Already, corn and wheat prices have pushed farmers to the limit, and beef prices are hurting ranchers. They turned to lenders, leading the FSA to fall short $137 million short of needed direct and guaranteed loan funds in the fiscal year ending Sept. 30.
When the money ran out, approved loans were funded in the current fiscal year, piling on to the demand for loans and raising the specter that FSA would again run out of money before spring — when most farmers need it the most.
“If you are trying to grow a crop and feed a family and pay the bills, it is a problem,” Moran said. “This is one of the most difficult times in agriculture in a long time.”
Operating loans for 2016 are coming due at a time of widespread downturn. Farmers in Georgia, the Carolinas and Alabama have gotten a double whammy of drought and flooding. Midwest states are reeling from a glut in global grain markets that has slashed crop prices, and cotton growers in Georgia and Texas also are suffering due to low prices. Consumer demand for milk is down. Cattle prices are falling.
Not as many people are able to pay off their 2016 operating loans, and the next 60 to 90 days will be telling, said Steve Apodaca, vice president for the Washington, D.C.-based The American Bankers Association’s Center for Agricultural and Rural Banking.
Most borrowers will be able to sustain themselves another year, and bankers will be able to help restructure their loans and add federal guarantees to commercial loans, Apodaca said. He is not expecting a repeat of the farm crisis of the 1980s, when land values tanked and interest rates were high.
Matt Ubell and his two siblings took out an FSA loan this month to buy their parents’ cattle and crops farm in Wheaton, Kansas, but he says the agricultural economy “has us scared to death.” Their balance sheet was just above the break-even point to qualify for the loan.
“We are kind of starting out fresh. We bought the farm, we bought the equipment.” Ubell said. “… We are pretty highly leveraged right now.”
The 34-year-old farmer and his wife put in long hours to make ends meet for their four children. His wife is a cook and a nursing assistant. He works at a lumberyard and delivers liquid feed supplements for cattle.
One measure of the farm economy is equity — the amount of debt compared to assets like land and machinery. The USDA’s Economic Research Service predicted last month U.S. farm equity would decline 3.1 percent in 2016 to $2.47 trillion — the second straight year of declines. Farm debt is expected to rise 5.2 percent to $375.4 billion in 2016.
With such low commodity prices, Russell Boening said he is doing everything he can not to borrow more money than he absolutely needs to operate his 7,500-acre family farm in south Texas because “that gets you further and further behind.” That includes delaying equipment purchases.

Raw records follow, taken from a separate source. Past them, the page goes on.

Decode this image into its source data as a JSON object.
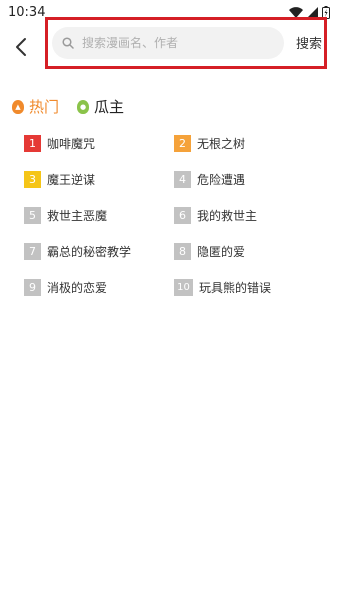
{
  "status": {
    "time": "10:34"
  },
  "search": {
    "placeholder": "搜索漫画名、作者",
    "submit_label": "搜索"
  },
  "tabs": [
    {
      "label": "热门",
      "icon": "fire-icon",
      "active": true,
      "color": "#f08a2c"
    },
    {
      "label": "瓜主",
      "icon": "melon-icon",
      "active": false,
      "color": "#8bc34a"
    }
  ],
  "rank_colors": {
    "first": "#e53935",
    "second": "#f5a23a",
    "third": "#f5c518",
    "rest": "#c2c2c2"
  },
  "rankings": [
    {
      "rank": "1",
      "title": "咖啡魔咒"
    },
    {
      "rank": "2",
      "title": "无根之树"
    },
    {
      "rank": "3",
      "title": "魔王逆谋"
    },
    {
      "rank": "4",
      "title": "危险遭遇"
    },
    {
      "rank": "5",
      "title": "救世主恶魔"
    },
    {
      "rank": "6",
      "title": "我的救世主"
    },
    {
      "rank": "7",
      "title": "霸总的秘密教学"
    },
    {
      "rank": "8",
      "title": "隐匿的爱"
    },
    {
      "rank": "9",
      "title": "消极的恋爱"
    },
    {
      "rank": "10",
      "title": "玩具熊的错误"
    }
  ]
}
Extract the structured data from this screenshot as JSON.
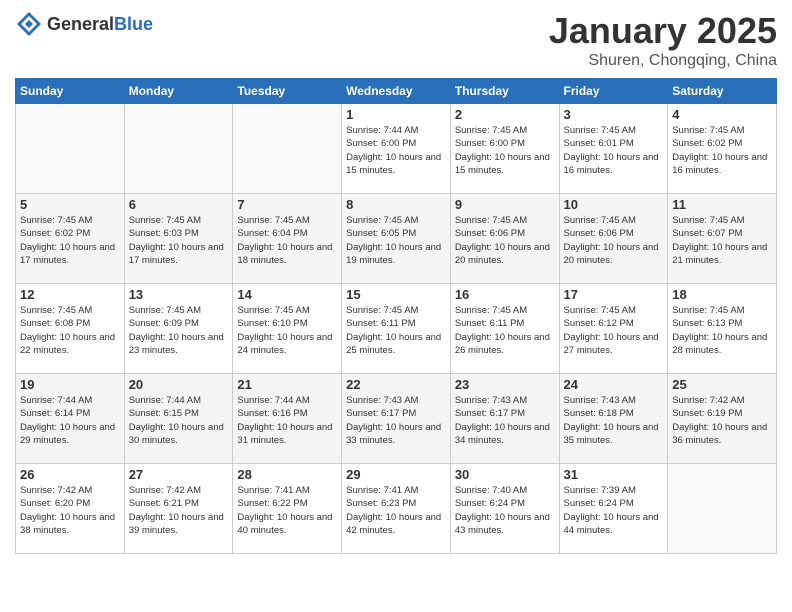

The 57-year-old has farmed for 35 years, has hundreds of dairy and beef cattle and grows hay, corn, cotton, wheat and watermelons to diversify his income. Also the president of the Texas Farm Bureau, Boening knows he’s in a better spot than younger farmers like Ubell.
“We have been here long enough,” he said. “We have a good relationship with the lender, so we have equity built up and we are in a better spot than someone who has struck out on their own within the last 10 years.”